Przeczytaj również: Skazał psa na męczarnie! Zostawił go przez dwa tygodnie bez jedzenia i picia.
- Zwrócimy się do prokuratury o pomoc, gdyż serwer YouTube znajduje się w Stanach Zjednoczonych - mówi Dorota Podhorecka-Kłos, rzecznik prasowa gdyńskiej policji. - Ponadto roześlemy informację o tym filmie do komend w całej Polsce. Być może ktoś będzie w stanie pomóc, może któryś dzielnicowy rozpozna dziecko - dodaje. Do tego momentu policja prowadziła będzie jedynie "działania operacyjne".
Policja nie wie jeszcze co dokładnie zrobi z numerem IP, ponieważ... nigdy dotąd nie miała styczności z podobną sytuacją. Będzie konieczna konsultacja z ekspertami, którzy na co dzień specjalizują się w podobnych sprawach. Jeśli będzie to inne miasto, sprawa zostanie przekazana.
Filmem zszokowana jest także prokuratura.
- Po obejrzeniu tego filmu jestem pewna, że nie jest to normalne zachowanie, to ewidentnie znęcanie się nad zwierzęciem - mówi nam Grażyna Wawryniuk, rzecznik prasowa Prokuratury Okręgowej w Gdańsku. - Jeśli uda się ustalić autora tego wideo, na pewno zostaną mu postawione zarzuty. Oczywiście wszystko zależy od tego, czy film kręcił pełnoletni, czy nie - zaznacza Wawryniuk.

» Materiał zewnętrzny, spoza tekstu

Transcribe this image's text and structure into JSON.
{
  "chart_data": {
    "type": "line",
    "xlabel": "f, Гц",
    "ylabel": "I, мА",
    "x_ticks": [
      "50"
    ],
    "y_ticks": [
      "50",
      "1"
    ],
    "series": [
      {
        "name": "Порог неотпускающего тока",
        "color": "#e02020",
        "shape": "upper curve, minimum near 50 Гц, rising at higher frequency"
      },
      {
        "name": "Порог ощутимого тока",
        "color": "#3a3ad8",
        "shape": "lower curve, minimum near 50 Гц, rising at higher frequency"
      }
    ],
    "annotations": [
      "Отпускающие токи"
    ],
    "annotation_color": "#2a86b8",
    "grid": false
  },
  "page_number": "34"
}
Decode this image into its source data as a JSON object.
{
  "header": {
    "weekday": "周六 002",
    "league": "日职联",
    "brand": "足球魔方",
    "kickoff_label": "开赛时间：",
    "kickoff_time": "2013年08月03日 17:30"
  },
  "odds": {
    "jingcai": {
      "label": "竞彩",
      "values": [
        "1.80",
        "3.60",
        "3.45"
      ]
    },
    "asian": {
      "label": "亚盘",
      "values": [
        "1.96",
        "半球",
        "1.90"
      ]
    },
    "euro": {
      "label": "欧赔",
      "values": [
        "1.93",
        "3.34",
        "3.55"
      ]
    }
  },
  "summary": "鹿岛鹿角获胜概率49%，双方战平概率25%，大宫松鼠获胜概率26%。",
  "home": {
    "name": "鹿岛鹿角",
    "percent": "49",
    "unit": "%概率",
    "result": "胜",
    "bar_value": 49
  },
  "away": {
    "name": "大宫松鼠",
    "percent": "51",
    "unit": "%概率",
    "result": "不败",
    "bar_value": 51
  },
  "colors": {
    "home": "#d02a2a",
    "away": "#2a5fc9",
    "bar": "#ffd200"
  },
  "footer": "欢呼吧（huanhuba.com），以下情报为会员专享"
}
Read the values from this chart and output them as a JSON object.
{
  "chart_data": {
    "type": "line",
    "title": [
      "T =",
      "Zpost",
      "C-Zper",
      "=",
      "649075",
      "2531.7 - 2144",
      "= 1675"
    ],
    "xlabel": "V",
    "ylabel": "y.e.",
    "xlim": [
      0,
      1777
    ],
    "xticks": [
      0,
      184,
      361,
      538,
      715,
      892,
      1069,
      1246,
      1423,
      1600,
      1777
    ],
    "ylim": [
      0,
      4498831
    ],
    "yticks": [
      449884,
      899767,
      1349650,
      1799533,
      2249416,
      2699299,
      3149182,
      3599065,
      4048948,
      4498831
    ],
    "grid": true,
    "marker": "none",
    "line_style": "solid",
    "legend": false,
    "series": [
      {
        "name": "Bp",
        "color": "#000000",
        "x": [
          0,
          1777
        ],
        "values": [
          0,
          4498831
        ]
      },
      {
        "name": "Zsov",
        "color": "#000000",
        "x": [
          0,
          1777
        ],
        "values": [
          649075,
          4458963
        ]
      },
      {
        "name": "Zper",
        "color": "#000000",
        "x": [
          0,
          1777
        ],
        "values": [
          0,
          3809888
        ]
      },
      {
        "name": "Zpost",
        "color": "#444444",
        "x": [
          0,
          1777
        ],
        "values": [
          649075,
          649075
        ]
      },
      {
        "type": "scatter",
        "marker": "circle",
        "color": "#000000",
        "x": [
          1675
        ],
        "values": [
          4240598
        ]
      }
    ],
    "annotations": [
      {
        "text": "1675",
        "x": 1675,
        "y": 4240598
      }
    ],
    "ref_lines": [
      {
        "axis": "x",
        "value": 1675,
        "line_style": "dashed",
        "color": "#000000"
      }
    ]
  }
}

Przeczytaj też: Szok! Wyrzucił psa przez balkon!
Co grozi autorowi tego wideo? Ustawa o ochronie zwierząt mówi o dwóch latach pozbawienia wolności w przypadku znęcania się ze szczególnym okrucieństwem, a do takiego z pewnością doszło w "Kocie kaskaderze".
Trzeba też zauważyć, że kota maltretuje dziecko, namawiane do tego przez kamerzystę.
- Ten człowiek, jeśli to oczywiście rodzic, powinien stracić prawa do opieki nad nim - kończy Ewa Rudzińska z "Animals".